CHAIN GANG: Samuel L. Jackson and Christina Ricci



by MARK SLUTSKY

You can be pretty sure that there’ll not be another film this year like Black Snake Moan. Director Craig Brewer’s follow-up to his Southern rap sensation Hustle & Flow is a tale of sex, sin, salvation and the dirty South; it features electric blues, OxyContin, Justin Timberlake and a half-naked Christina Ricci chained to a radiator. It’s over-the-top and totally preposterous, but, amazingly, very entertaining and, if not really affecting, at least engaging on an emotional level.

The movie starts with a one-two punch of sex and vomit, as young couple Ronnie and Rae (Timberlake and Ricci) go at it before Ronnie’s meant to ship out with the military. Prone to panic attacks, though, he’s soon heaving into the toilet, and that mixture of passion and violent sickness pretty much sums up the movie. Bereft of her man, the unstable Ricci goes into a nymphomaniacal tailspin, culminating in a night of partying (and violence at the hands of her boyfriend’s best friend) that leaves her bloodied and beaten at the side of the road.

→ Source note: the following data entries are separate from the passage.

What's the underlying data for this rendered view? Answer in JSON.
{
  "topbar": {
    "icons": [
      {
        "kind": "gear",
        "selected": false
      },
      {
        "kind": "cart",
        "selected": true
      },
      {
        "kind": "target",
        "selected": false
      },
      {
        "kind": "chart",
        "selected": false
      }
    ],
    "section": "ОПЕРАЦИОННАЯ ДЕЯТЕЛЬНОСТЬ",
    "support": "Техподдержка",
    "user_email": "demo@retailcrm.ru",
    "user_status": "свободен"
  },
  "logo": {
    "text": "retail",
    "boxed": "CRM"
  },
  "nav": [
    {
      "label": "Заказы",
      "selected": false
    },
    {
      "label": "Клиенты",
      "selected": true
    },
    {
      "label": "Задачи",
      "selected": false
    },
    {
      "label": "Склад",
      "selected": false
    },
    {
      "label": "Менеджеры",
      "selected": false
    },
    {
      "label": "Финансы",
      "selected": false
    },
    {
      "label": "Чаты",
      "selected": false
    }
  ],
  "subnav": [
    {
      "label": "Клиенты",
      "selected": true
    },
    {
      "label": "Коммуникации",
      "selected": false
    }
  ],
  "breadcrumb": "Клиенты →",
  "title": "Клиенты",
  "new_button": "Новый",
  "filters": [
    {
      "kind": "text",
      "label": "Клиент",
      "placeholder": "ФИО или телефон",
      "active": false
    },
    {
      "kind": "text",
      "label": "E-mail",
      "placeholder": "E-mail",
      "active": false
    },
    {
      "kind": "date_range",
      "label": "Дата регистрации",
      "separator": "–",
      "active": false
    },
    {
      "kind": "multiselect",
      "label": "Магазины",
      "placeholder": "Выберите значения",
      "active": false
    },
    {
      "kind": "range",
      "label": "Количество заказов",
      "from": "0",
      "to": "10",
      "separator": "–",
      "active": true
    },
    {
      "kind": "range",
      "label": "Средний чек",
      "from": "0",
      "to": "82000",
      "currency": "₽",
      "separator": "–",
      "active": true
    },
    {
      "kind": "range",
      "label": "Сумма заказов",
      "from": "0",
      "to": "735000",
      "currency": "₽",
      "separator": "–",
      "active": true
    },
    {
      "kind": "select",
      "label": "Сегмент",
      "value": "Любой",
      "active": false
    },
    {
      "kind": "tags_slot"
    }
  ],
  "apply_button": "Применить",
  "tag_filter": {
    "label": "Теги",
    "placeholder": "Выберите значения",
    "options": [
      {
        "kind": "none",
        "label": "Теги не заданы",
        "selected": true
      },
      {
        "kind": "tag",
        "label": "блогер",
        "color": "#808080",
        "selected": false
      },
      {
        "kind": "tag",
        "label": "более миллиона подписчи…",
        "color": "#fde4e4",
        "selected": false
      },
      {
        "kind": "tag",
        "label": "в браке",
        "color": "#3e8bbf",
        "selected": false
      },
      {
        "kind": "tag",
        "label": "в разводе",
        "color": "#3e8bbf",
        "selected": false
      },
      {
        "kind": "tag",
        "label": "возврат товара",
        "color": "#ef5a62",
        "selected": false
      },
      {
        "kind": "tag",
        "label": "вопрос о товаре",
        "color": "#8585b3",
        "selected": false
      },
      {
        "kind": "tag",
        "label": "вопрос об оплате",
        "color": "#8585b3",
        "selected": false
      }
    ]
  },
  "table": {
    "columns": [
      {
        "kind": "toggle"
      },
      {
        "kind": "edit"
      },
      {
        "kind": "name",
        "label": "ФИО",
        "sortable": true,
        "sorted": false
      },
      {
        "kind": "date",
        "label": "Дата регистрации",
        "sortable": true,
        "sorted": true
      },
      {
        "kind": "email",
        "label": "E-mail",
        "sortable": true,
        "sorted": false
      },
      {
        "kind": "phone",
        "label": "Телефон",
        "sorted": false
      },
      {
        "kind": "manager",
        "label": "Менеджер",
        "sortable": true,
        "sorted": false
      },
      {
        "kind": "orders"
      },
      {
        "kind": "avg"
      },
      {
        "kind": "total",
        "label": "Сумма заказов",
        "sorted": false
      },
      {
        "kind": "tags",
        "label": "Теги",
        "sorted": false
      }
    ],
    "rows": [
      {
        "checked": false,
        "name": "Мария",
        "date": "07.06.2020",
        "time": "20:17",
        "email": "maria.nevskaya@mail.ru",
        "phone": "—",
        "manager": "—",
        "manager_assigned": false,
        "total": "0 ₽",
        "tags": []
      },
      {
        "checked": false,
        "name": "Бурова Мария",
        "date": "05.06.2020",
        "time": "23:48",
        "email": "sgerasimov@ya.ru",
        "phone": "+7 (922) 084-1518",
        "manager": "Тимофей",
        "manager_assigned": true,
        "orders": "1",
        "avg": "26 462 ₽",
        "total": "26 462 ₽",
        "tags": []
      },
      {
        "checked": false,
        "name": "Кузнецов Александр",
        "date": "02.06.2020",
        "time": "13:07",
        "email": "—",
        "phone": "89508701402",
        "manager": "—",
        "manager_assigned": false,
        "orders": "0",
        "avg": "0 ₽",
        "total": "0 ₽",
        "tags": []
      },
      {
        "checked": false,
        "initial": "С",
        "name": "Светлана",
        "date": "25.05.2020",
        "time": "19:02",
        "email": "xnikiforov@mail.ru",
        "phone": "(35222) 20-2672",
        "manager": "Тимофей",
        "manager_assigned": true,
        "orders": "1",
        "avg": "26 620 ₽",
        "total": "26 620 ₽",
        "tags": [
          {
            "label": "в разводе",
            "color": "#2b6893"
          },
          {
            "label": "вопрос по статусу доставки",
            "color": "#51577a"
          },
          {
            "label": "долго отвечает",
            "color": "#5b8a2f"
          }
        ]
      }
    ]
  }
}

Enter Samuel L. Jackson. A lonely farmer and ex-bluesman who’s just been left by his wife, Jackson takes Ricci home and tries to take care of the crazily delirious girl. And not just physically—he aims to take care of her salvation too. To that end, he shackles her to his radiator until her demons can be exorcised.

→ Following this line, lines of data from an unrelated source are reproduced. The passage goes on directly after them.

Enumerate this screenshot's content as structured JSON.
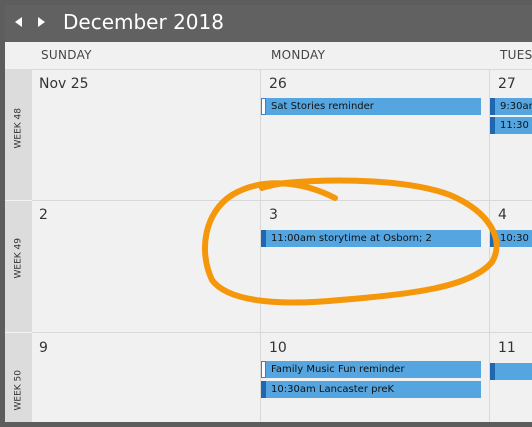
{
  "header": {
    "month_title": "December 2018"
  },
  "day_headers": [
    "SUNDAY",
    "MONDAY",
    "TUESDAY"
  ],
  "weeks": [
    {
      "label": "WEEK 48",
      "sunday": {
        "day": "Nov 25"
      },
      "monday": {
        "day": "26",
        "events": [
          {
            "text": "Sat Stories reminder",
            "kind": "reminder"
          }
        ]
      },
      "tuesday": {
        "day": "27",
        "events": [
          {
            "text": "9:30am"
          },
          {
            "text": "11:30"
          }
        ]
      }
    },
    {
      "label": "WEEK 49",
      "sunday": {
        "day": "2"
      },
      "monday": {
        "day": "3",
        "events": [
          {
            "text": "11:00am storytime at Osborn; 2"
          }
        ]
      },
      "tuesday": {
        "day": "4",
        "events": [
          {
            "text": "10:30"
          }
        ]
      }
    },
    {
      "label": "WEEK 50",
      "sunday": {
        "day": "9"
      },
      "monday": {
        "day": "10",
        "events": [
          {
            "text": "Family Music Fun reminder",
            "kind": "reminder"
          },
          {
            "text": "10:30am Lancaster preK"
          }
        ]
      },
      "tuesday": {
        "day": "11",
        "events": [
          {
            "text": ""
          }
        ]
      }
    }
  ],
  "colors": {
    "event": "#55a6e0",
    "annotation": "#f5970a",
    "header": "#616161"
  },
  "icons": {
    "prev": "left-arrow-icon",
    "next": "right-arrow-icon"
  }
}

How this turns into a good film I can’t really explain, but it does. Jackson is great, and while he’s been in his share of turkeys, Brewer knows how to use his bombast perfectly; after all, this is more or less an exploitation movie. Ricci is, well, in the words of the woman sitting next to me at the screening, “she’s like a little animal!” Her Rae is wild-eyed, almost feral, screaming and writhing in her cut-off t-shirt and underwear. Really, you won’t see another performance like it any time soon. It’s astoundingly nutso.

By the time Jackson whips out the guitar and saves her soul with his electric blues while lightning crashes around them, things have gotten even more ludicrous. But it’s Brewer’s willingness to go beyond the outrageous that makes Black Snake Moan such an unlikely and enjoyable movie.